4. Il y a lieu, par application des dispositions de l'article L. 911-1 du code de justice administrative, d'enjoindre au préfet de la Seine-Saint-Denis de délivrer à M. A une carte de séjour temporaire portant la mention " vie privée et familiale ", dans un délai de deux mois à compter de la notification du présent jugement. Il n'y a pas lieu, dans les circonstances de l'espèce, d'assortir cette injonction d'une astreinte.

Sur les frais liés au litige :

5. Il y a lieu de mettre à la charge de l'État, partie perdante, la somme de 1 000 euros au titre de l'article L. 761-1 du code de justice administrative.

D E C I D E :

Article 1er : L'arrêté du 14 mars 2022 du préfet de la Seine-Saint-Denis est annulé.

Article 2 : Il est enjoint au préfet de la Seine-Saint-Denis de délivrer à M. A un titre de séjour portant la mention " vie privée et familiale " dans le délai de deux mois à compter de la notification du présent jugement.

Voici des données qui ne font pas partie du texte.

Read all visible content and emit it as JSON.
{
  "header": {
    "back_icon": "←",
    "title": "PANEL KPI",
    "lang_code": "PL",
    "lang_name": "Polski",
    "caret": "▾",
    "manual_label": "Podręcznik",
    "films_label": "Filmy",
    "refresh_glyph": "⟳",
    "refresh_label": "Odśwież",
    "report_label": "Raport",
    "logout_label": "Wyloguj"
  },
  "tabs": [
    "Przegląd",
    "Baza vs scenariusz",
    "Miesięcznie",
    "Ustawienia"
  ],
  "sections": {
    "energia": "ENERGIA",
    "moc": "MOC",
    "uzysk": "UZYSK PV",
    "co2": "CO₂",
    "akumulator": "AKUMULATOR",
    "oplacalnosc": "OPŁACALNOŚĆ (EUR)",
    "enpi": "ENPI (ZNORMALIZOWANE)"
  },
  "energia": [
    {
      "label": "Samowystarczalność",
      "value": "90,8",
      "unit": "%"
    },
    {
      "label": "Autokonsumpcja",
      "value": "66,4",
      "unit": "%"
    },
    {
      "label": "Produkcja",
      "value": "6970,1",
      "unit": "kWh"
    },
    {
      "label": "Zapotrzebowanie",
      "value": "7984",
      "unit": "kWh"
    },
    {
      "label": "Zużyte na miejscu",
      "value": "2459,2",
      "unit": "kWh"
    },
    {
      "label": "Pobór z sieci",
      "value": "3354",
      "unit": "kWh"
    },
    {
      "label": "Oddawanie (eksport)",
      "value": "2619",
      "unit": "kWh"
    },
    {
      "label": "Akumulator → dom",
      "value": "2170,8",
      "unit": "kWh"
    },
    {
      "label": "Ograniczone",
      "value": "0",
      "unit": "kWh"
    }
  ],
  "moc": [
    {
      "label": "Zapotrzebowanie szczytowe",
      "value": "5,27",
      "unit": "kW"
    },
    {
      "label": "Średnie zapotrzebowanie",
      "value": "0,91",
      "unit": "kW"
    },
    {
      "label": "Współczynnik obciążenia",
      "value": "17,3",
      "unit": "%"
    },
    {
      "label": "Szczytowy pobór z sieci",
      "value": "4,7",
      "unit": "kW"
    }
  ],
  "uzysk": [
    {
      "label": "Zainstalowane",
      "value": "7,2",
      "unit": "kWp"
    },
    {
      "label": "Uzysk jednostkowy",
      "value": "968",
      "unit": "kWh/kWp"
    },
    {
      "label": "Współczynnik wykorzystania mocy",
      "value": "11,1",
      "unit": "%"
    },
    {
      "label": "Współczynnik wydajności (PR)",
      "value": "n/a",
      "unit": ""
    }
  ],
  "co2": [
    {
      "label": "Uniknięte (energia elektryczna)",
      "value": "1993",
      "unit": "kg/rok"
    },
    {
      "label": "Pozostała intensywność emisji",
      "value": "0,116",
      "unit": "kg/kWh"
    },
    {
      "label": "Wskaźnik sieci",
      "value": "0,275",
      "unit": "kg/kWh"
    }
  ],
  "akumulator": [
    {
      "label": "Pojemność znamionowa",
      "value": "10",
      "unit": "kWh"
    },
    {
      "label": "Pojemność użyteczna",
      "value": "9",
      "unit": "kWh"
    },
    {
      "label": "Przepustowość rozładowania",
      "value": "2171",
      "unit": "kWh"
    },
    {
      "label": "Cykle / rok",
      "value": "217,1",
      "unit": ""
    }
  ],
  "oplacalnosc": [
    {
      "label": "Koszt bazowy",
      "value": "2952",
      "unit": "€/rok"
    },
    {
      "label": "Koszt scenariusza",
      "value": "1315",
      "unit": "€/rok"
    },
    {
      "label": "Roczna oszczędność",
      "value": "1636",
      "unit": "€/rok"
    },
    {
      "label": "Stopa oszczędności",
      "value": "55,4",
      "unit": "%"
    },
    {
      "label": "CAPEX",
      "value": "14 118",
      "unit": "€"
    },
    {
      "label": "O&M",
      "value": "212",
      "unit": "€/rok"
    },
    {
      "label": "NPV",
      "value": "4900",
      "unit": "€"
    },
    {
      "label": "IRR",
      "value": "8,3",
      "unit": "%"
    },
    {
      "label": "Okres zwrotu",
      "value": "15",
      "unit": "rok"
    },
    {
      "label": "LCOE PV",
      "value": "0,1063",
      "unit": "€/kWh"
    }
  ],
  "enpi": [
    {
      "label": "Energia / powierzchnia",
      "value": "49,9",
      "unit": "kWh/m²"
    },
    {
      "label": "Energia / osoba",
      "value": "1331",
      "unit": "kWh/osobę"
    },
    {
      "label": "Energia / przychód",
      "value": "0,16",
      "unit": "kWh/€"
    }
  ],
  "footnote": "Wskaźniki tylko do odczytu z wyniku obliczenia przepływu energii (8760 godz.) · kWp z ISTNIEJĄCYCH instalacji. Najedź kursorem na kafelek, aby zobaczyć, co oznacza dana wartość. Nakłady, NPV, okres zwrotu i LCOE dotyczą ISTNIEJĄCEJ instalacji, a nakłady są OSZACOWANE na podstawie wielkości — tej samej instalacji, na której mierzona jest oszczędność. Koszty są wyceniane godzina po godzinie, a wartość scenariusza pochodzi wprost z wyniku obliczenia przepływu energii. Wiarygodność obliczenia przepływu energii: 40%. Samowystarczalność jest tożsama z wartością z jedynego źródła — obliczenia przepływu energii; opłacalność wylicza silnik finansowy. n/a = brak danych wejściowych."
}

Article 3 : L'État versera à M. A la somme de 1 000 euros au titre de l'article

L. 761-1 du code de justice administrative.

Article 4 : Le surplus des conclusions de la requête est rejeté.

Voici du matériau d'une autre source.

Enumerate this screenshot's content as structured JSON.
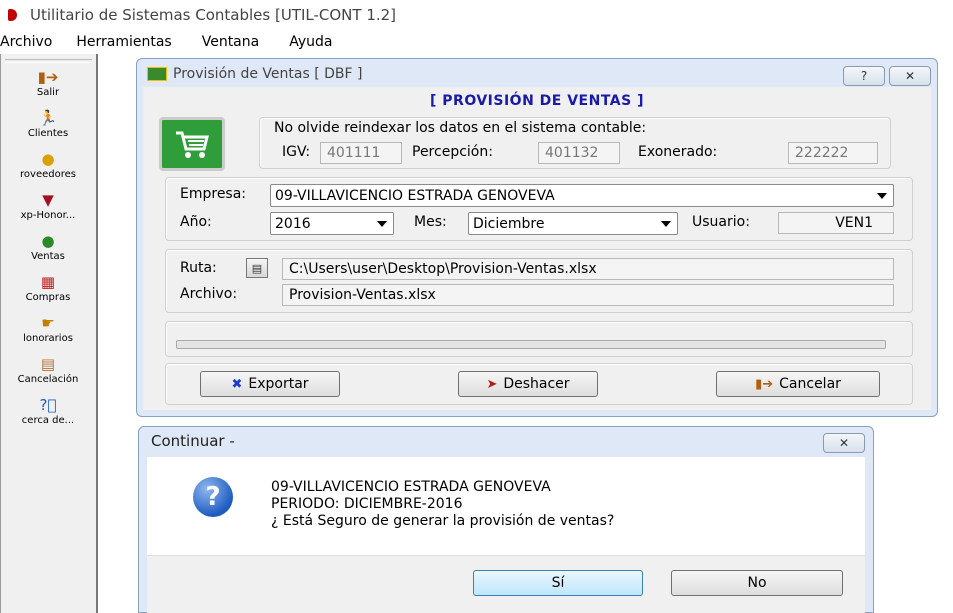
{
  "app": {
    "title": "Utilitario de Sistemas Contables [UTIL-CONT 1.2]"
  },
  "menubar": {
    "items": [
      "Archivo",
      "Herramientas",
      "Ventana",
      "Ayuda"
    ]
  },
  "sidebar": {
    "items": [
      {
        "label": "Salir",
        "icon": "door-exit-icon"
      },
      {
        "label": "Clientes",
        "icon": "person-icon"
      },
      {
        "label": "roveedores",
        "icon": "users-icon"
      },
      {
        "label": "xp-Honor...",
        "icon": "fees-icon"
      },
      {
        "label": "Ventas",
        "icon": "money-bag-icon"
      },
      {
        "label": "Compras",
        "icon": "purchases-icon"
      },
      {
        "label": "lonorarios",
        "icon": "hand-icon"
      },
      {
        "label": "Cancelación",
        "icon": "cancel-grid-icon"
      },
      {
        "label": "cerca de...",
        "icon": "help-icon"
      }
    ]
  },
  "main_dialog": {
    "title": "Provisión de Ventas [ DBF ]",
    "heading": "[ PROVISIÓN DE VENTAS ]",
    "help_button": "?",
    "close_button": "✕",
    "notice": "No olvide reindexar los datos en el sistema contable:",
    "igv_label": "IGV:",
    "igv_value": "401111",
    "percepcion_label": "Percepción:",
    "percepcion_value": "401132",
    "exonerado_label": "Exonerado:",
    "exonerado_value": "222222",
    "empresa_label": "Empresa:",
    "empresa_value": "09-VILLAVICENCIO ESTRADA GENOVEVA",
    "anio_label": "Año:",
    "anio_value": "2016",
    "mes_label": "Mes:",
    "mes_value": "Diciembre",
    "usuario_label": "Usuario:",
    "usuario_value": "VEN1",
    "ruta_label": "Ruta:",
    "ruta_value": "C:\\Users\\user\\Desktop\\Provision-Ventas.xlsx",
    "archivo_label": "Archivo:",
    "archivo_value": "Provision-Ventas.xlsx",
    "progress": 0,
    "exportar_label": "Exportar",
    "deshacer_label": "Deshacer",
    "cancelar_label": "Cancelar"
  },
  "confirm_dialog": {
    "title": "Continuar -",
    "close_button": "✕",
    "line1": "09-VILLAVICENCIO ESTRADA GENOVEVA",
    "line2": "PERIODO: DICIEMBRE-2016",
    "line3": "¿ Está Seguro de generar la provisión de ventas?",
    "yes_label": "Sí",
    "no_label": "No"
  },
  "colors": {
    "heading": "#1a1aa8",
    "dialog_frame": "#dfe8f6",
    "cart": "#2f9e3a",
    "question_icon": "#1f5cc0"
  }
}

Article 5 : Le présent jugement sera notifié à M. B D A et au préfet de la Seine-Saint-Denis.

Délibéré après l'audience du 22 mai 2023, à laquelle siégeaient :

M. Charret, président,

M. C, magistrat honoraire faisant fonction de premier conseiller,

Mme Nguër, première conseillère.

Rendu public par mise à disposition au greffe le 15 juin 2023.

La rapporteure,

M. Nguër

Le président,

J. Charret

La greffière,

T. Timera

La République mande et ordonne au préfet de la Seine-Saint-Denis en ce qui le concerne ou à tous commissaires de justice à ce requis en ce qui concerne les voies de droit commun contre les parties privées, de pourvoir à l'exécution de la présente décision.